Roman Catholic observers are to be present at Uppsala in larger numbers and with more significant roles to play than at any previous Assembly from Amsterdam in 1948, Evanston, Ill., in 1954 and New Delhi in 1961. Some of the major addresses at Uppsala this summer will be made by Roman Catholics.

A major study of the World Council was discussed here by a panel which explored "The Missionary Structure of the Congregation" and its implications for the United States.

James C. McGilvray, director-elect of the World Council's newly-established Christian Medical Commission, reported that this agency will be largely concerned with a shift in emphasis that recognizes the hospital as "primarily a repair facility" that "does not necessarily upgrade the health of individuals in communities. "

Mr. McGilvray who is now director of the Christian Medical Council for Overseas Work, National Council of Churches, said that while church-related hospitals were frequently pioneers in the field, "they are more costly to operate" and "their present relevance has to be examined in the context of rapidly growing secular expansion in health services."

Father Paul Verghese, principal of the Syrian Orthodox Theological Seminary at Kottayam, Kerala, India, was one of several speakers who referred to the assassination of Martin Luther King, Jr.

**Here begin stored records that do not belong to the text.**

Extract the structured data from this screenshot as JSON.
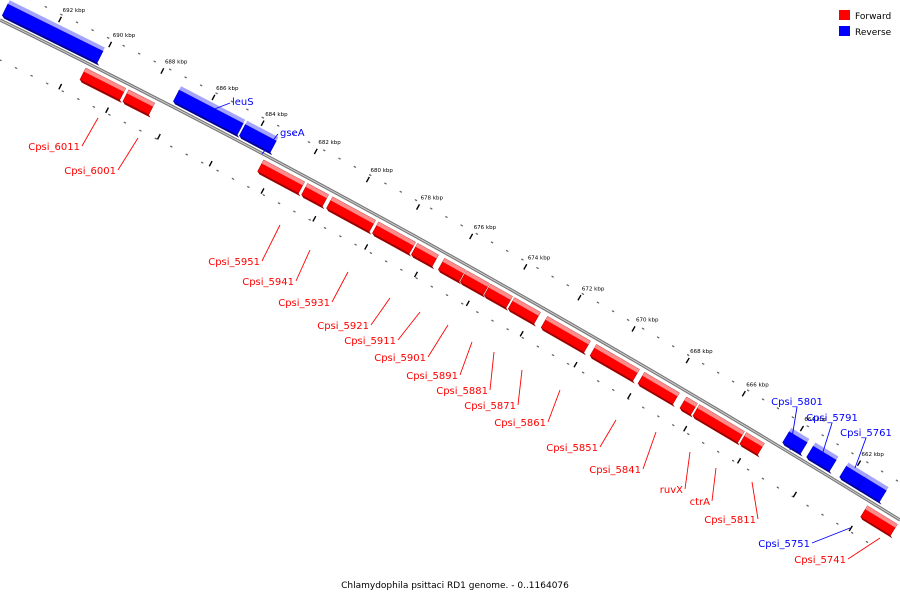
{
  "caption": "Chlamydophila psittaci RD1 genome. - 0..1164076",
  "legend": {
    "forward": {
      "label": "Forward",
      "color": "#ff0000"
    },
    "reverse": {
      "label": "Reverse",
      "color": "#0000ff"
    }
  },
  "colors": {
    "forward": "#ff0000",
    "forward_dark": "#990000",
    "forward_light": "#ff9a9a",
    "reverse": "#0000ff",
    "reverse_dark": "#000099",
    "reverse_light": "#9a9aff",
    "backbone": "#555555"
  },
  "ticks": [
    {
      "label": "692 kbp"
    },
    {
      "label": "690 kbp"
    },
    {
      "label": "688 kbp"
    },
    {
      "label": "686 kbp"
    },
    {
      "label": "684 kbp"
    },
    {
      "label": "682 kbp"
    },
    {
      "label": "680 kbp"
    },
    {
      "label": "678 kbp"
    },
    {
      "label": "676 kbp"
    },
    {
      "label": "674 kbp"
    },
    {
      "label": "672 kbp"
    },
    {
      "label": "670 kbp"
    },
    {
      "label": "668 kbp"
    },
    {
      "label": "666 kbp"
    },
    {
      "label": "664 kbp"
    },
    {
      "label": "662 kbp"
    }
  ],
  "genes": [
    {
      "name": "",
      "strand": "reverse"
    },
    {
      "name": "Cpsi_6011",
      "strand": "forward"
    },
    {
      "name": "Cpsi_6001",
      "strand": "forward"
    },
    {
      "name": "leuS",
      "strand": "reverse"
    },
    {
      "name": "gseA",
      "strand": "reverse"
    },
    {
      "name": "Cpsi_5951",
      "strand": "forward"
    },
    {
      "name": "Cpsi_5941",
      "strand": "forward"
    },
    {
      "name": "Cpsi_5931",
      "strand": "forward"
    },
    {
      "name": "Cpsi_5921",
      "strand": "forward"
    },
    {
      "name": "Cpsi_5911",
      "strand": "forward"
    },
    {
      "name": "Cpsi_5901",
      "strand": "forward"
    },
    {
      "name": "Cpsi_5891",
      "strand": "forward"
    },
    {
      "name": "Cpsi_5881",
      "strand": "forward"
    },
    {
      "name": "Cpsi_5871",
      "strand": "forward"
    },
    {
      "name": "Cpsi_5861",
      "strand": "forward"
    },
    {
      "name": "Cpsi_5851",
      "strand": "forward"
    },
    {
      "name": "Cpsi_5841",
      "strand": "forward"
    },
    {
      "name": "ruvX",
      "strand": "forward"
    },
    {
      "name": "ctrA",
      "strand": "forward"
    },
    {
      "name": "Cpsi_5811",
      "strand": "forward"
    },
    {
      "name": "Cpsi_5801",
      "strand": "reverse"
    },
    {
      "name": "Cpsi_5791",
      "strand": "reverse"
    },
    {
      "name": "Cpsi_5761",
      "strand": "reverse"
    },
    {
      "name": "Cpsi_5751",
      "strand": "reverse"
    },
    {
      "name": "Cpsi_5741",
      "strand": "forward"
    }
  ]
}
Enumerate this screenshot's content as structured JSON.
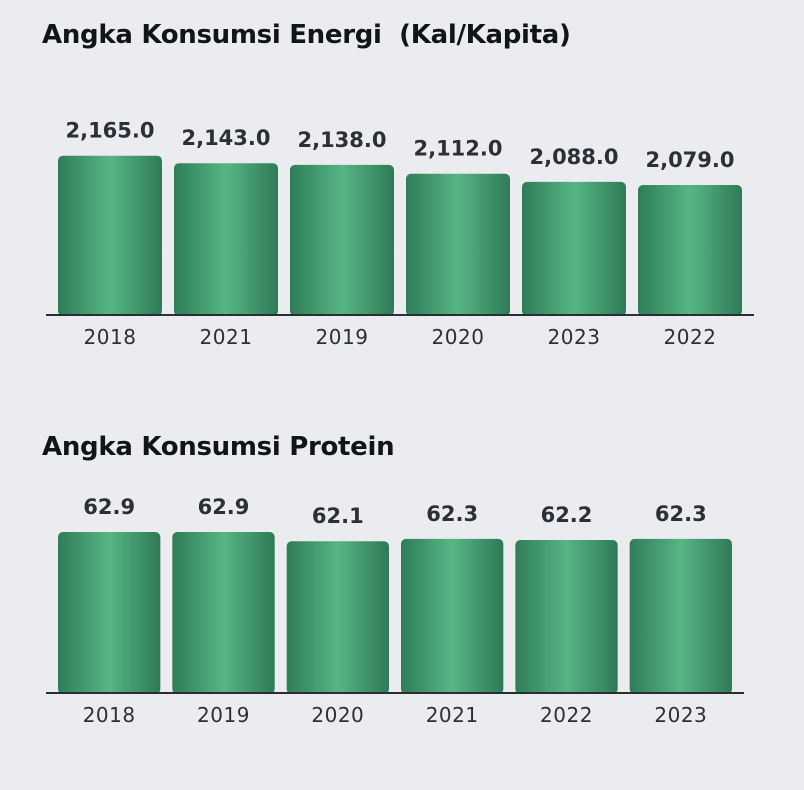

Describing the civil rights leader's death as an "event of momentous significance," he asserted that "a martyrdom like that is never to be mourned."

Father Verghese expressed the hope that Dr. King's death will result in three specific consequences:

- the carrying through of the 'poverty' program in an intelligent manner.

- in trying to resolve the race problem in the U. S.A., recognize the universality of the problem -- that the emancipation of the American Negro and, therefore, of the American white man, is inseparable from the emancipation of Southern Africa from its racialism and colonialism.

- in recognizing that the Negro's social emancipation is inseparable from his economic and ideological emancipation, become more courageously committed to the ideals of economic justice in the world and ideological pluralism within humanity.

From its headquarters in Geneva, Switzerland, the World Council appealed to its member churches throughout the world to contribute to the Mississippi Delta Ministry as a memorial to Dr. King. The appeal vas launched after the Inter-Church Aid Committee of the Lutheran Church of Denmark sent the WCC a gift of $5, 000 for the Delta Ministry.

Since then, it was reported, contributions from abroad have reached $82, 000 and are still pouring in, not only from Denmark, but also the Netherlands, Sweden, Finland, Norway, France, Germany, Austria, Great Britain, Greece, Kenya, Australia and Canada.

Another speaker, the Rev. Daisuke Kitagawa, discussed the implications for Christian mission in the urban crisis in the United States and around the world. He is executive secretary of the College and University Division of the Executive Council of the Episcopal Church in the U.S.A.

Dr. Kitagawa contended that components of the U.S. urban crisis include tensions between white and black, affluent and dispossessed; fallacy of our foreign policy, especially with relation to Communist China, the Third World and Southeast Asia.

In his view, the solution lies in a "thorough-going conversion" by a "concerted effort and a comprehensive approach participated in by all sorts of people from all walks of life with all sorts of disciplines."

Among the distinguished guests attending the sessions were the Most Rev. Metropolitan Jonathan, Exarch in America of the Russian Orthodox Church; Dr. Alexander Levanchy, president of the Swiss Protestant Church Federation, and Metropolitan Emilianos, representing Archbishop Iakovos of New York, head of the Greek Orthodox Archdiocese of North and South America and one of the presidents of the World Council. Metropolitan Emilianos is representative in Geneva, Switzerland, of the Ecumenical Patriarchate of Constantinople.